In addition, during the training operation the output of predictor sub-model 206 for each segment of SNPs in the training data can be used to determine the usefulness metric of the segment of the SNPs. As described above, as part of the weighted averaging operation, smoothing sub-model 208 can assign weights to each initial ancestral origin estimate based on usefulness metrics of the segment of the SNPs represented by the respective initial ancestral origin estimate. The usefulness metrics can reflect, for example, whether the ancestral origins of the SNP variants at certain SNP sites of the segment can be correctly predicted. The usefulness metrics can be based on, for example, a probability of prediction error of ancestral origin for the segment, which can be determined based on the prior prediction results of the segment of genomes of a population. Here, based on the first cross-entropy loss function, a probability of prediction error at predictor sub-model 206 can be determined for each segment as part of the usefulness metrics. The probability prediction error can be forwarded to smoothing sub-model 208 and can be combined with the outputs of the second cross-entropy loss function
_CE2(y, ŷ₁) to update the weights.
For the examples of neural networks above, the number of the parameters can be reduced to improve computation efficiency. Example techniques to reduce the number of parameters may include weight sharing, weight factorization, weight quantization, etc. In addition, multi-task systems that provide both classification and regression simultaneously implemented by extending the number of outputs of the system. The training can also be adapted to provide both classification and regression.
F. Training With Data From Dimensionality Reduction Operation
As described above, predictor sub-model 206 can be trained using training data obtained from a dimensionality reduction operation. Dimensionality reduction generally involves transformation of data from a high-dimensional space into a low-dimensional space.
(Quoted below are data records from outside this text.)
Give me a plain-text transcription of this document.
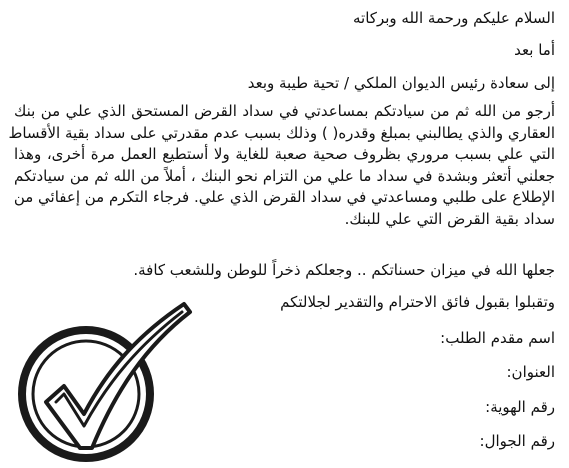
السلام عليكم ورحمة الله وبركاته
أما بعد
إلى سعادة رئيس الديوان الملكي / تحية طيبة وبعد
أرجو من الله ثم من سيادتكم بمساعدتي في سداد القرض المستحق الذي علي من بنك
العقاري والذي يطالبني بمبلغ وقدره( ) وذلك بسبب عدم مقدرتي على سداد بقية الأقساط
التي علي بسبب مروري بظروف صحية صعبة للغاية ولا أستطيع العمل مرة أخرى، وهذا
جعلني أتعثر وبشدة في سداد ما علي من التزام نحو البنك ، أملاً من الله ثم من سيادتكم
الإطلاع على طلبي ومساعدتي في سداد القرض الذي علي. فرجاء التكرم من إعفائي من
سداد بقية القرض التي علي للبنك.
جعلها الله في ميزان حسناتكم .. وجعلكم ذخراً للوطن وللشعب كافة.
وتقبلوا بقبول فائق الاحترام والتقدير لجلالتكم
اسم مقدم الطلب:
العنوان:
رقم الهوية:
رقم الجوال:
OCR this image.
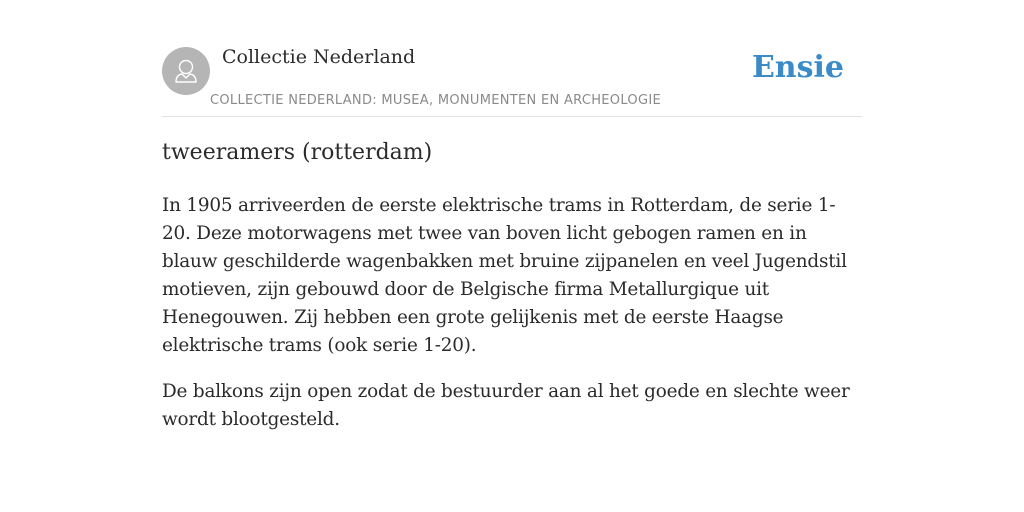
Collectie Nederland
COLLECTIE NEDERLAND: MUSEA, MONUMENTEN EN ARCHEOLOGIE
Ensie
tweeramers (rotterdam)

In 1905 arriveerden de eerste elektrische trams in Rotterdam, de serie 1-20. Deze motorwagens met twee van boven licht gebogen ramen en in blauw geschilderde wagenbakken met bruine zijpanelen en veel Jugendstil motieven, zijn gebouwd door de Belgische firma Metallurgique uit Henegouwen. Zij hebben een grote gelijkenis met de eerste Haagse elektrische trams (ook serie 1-20).

De balkons zijn open zodat de bestuurder aan al het goede en slechte weer wordt blootgesteld.
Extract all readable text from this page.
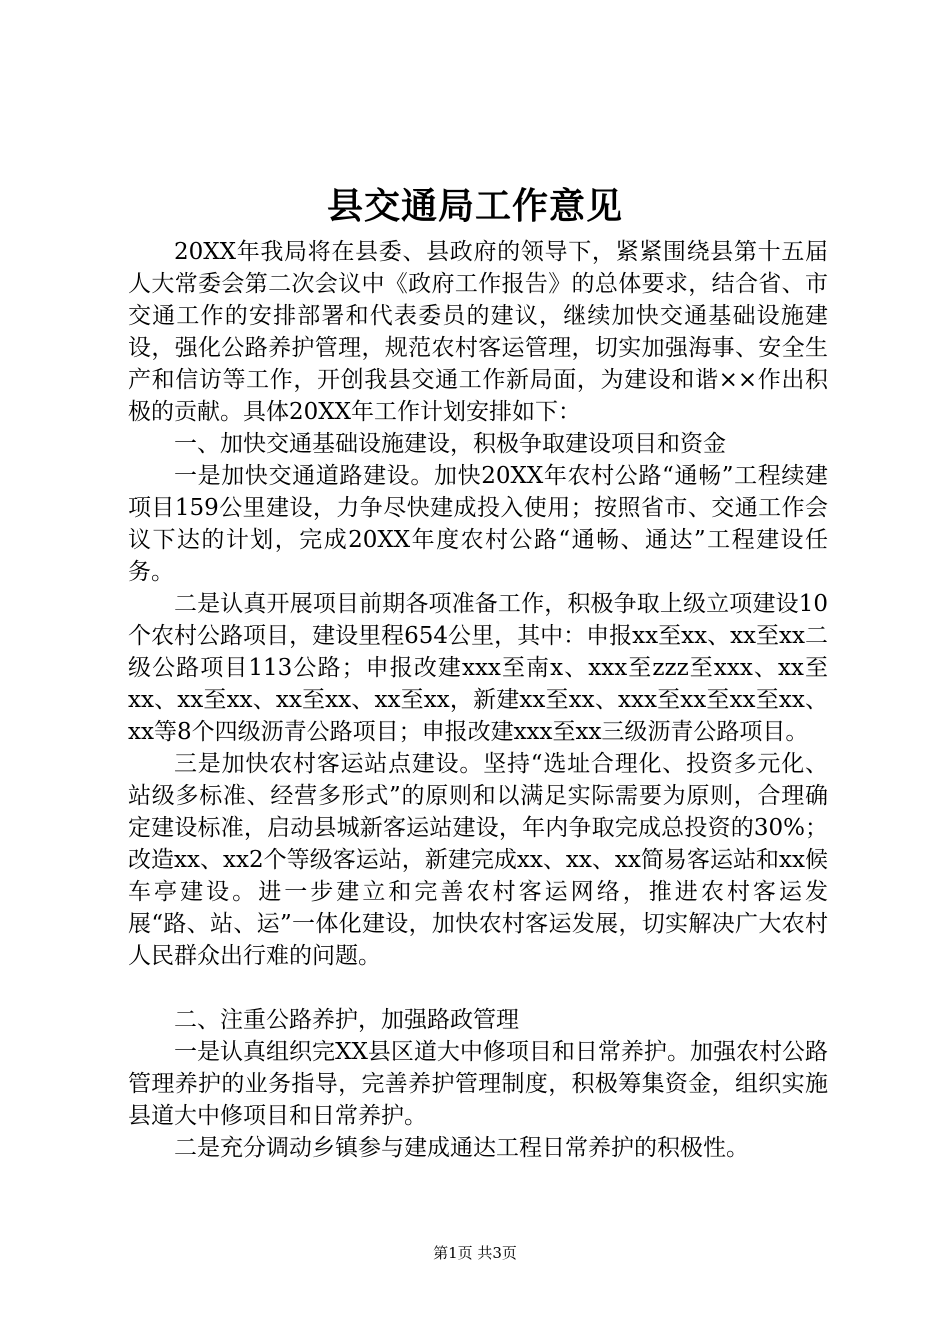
县交通局工作意见

20XX年我局将在县委、县政府的领导下，紧紧围绕县第十五届人大常委会第二次会议中《政府工作报告》的总体要求，结合省、市交通工作的安排部署和代表委员的建议，继续加快交通基础设施建设，强化公路养护管理，规范农村客运管理，切实加强海事、安全生产和信访等工作，开创我县交通工作新局面，为建设和谐××作出积极的贡献。具体20XX年工作计划安排如下：

一、加快交通基础设施建设，积极争取建设项目和资金

一是加快交通道路建设。加快20XX年农村公路“通畅”工程续建项目159公里建设，力争尽快建成投入使用；按照省市、交通工作会议下达的计划，完成20XX年度农村公路“通畅、通达”工程建设任务。

二是认真开展项目前期各项准备工作，积极争取上级立项建设10个农村公路项目，建设里程654公里，其中：申报xx至xx、xx至xx二级公路项目113公路；申报改建xxx至南x、xxx至zzz至xxx、xx至xx、xx至xx、xx至xx、xx至xx，新建xx至xx、xxx至xx至xx至xx、xx等8个四级沥青公路项目；申报改建xxx至xx三级沥青公路项目。

三是加快农村客运站点建设。坚持“选址合理化、投资多元化、站级多标准、经营多形式”的原则和以满足实际需要为原则，合理确定建设标准，启动县城新客运站建设，年内争取完成总投资的30%；改造xx、xx2个等级客运站，新建完成xx、xx、xx简易客运站和xx候车亭建设。进一步建立和完善农村客运网络，推进农村客运发展“路、站、运”一体化建设，加快农村客运发展，切实解决广大农村人民群众出行难的问题。

二、注重公路养护，加强路政管理

一是认真组织完XX县区道大中修项目和日常养护。加强农村公路管理养护的业务指导，完善养护管理制度，积极筹集资金，组织实施县道大中修项目和日常养护。

二是充分调动乡镇参与建成通达工程日常养护的积极性。

第1页 共3页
In the case of predictor sub-model 206, the low-dimensional representation can be used as the output labels that distinguish between different ancestral origins of input segment of SNPs. Examples of dimensionality reduction operation include, for example, principal component analysis (PCA), kernel PCA, autoencoder, T-distributed Stochastic Neighbor Embedding (t-SNE), uniform manifold approximation and projection (UMAP), etc.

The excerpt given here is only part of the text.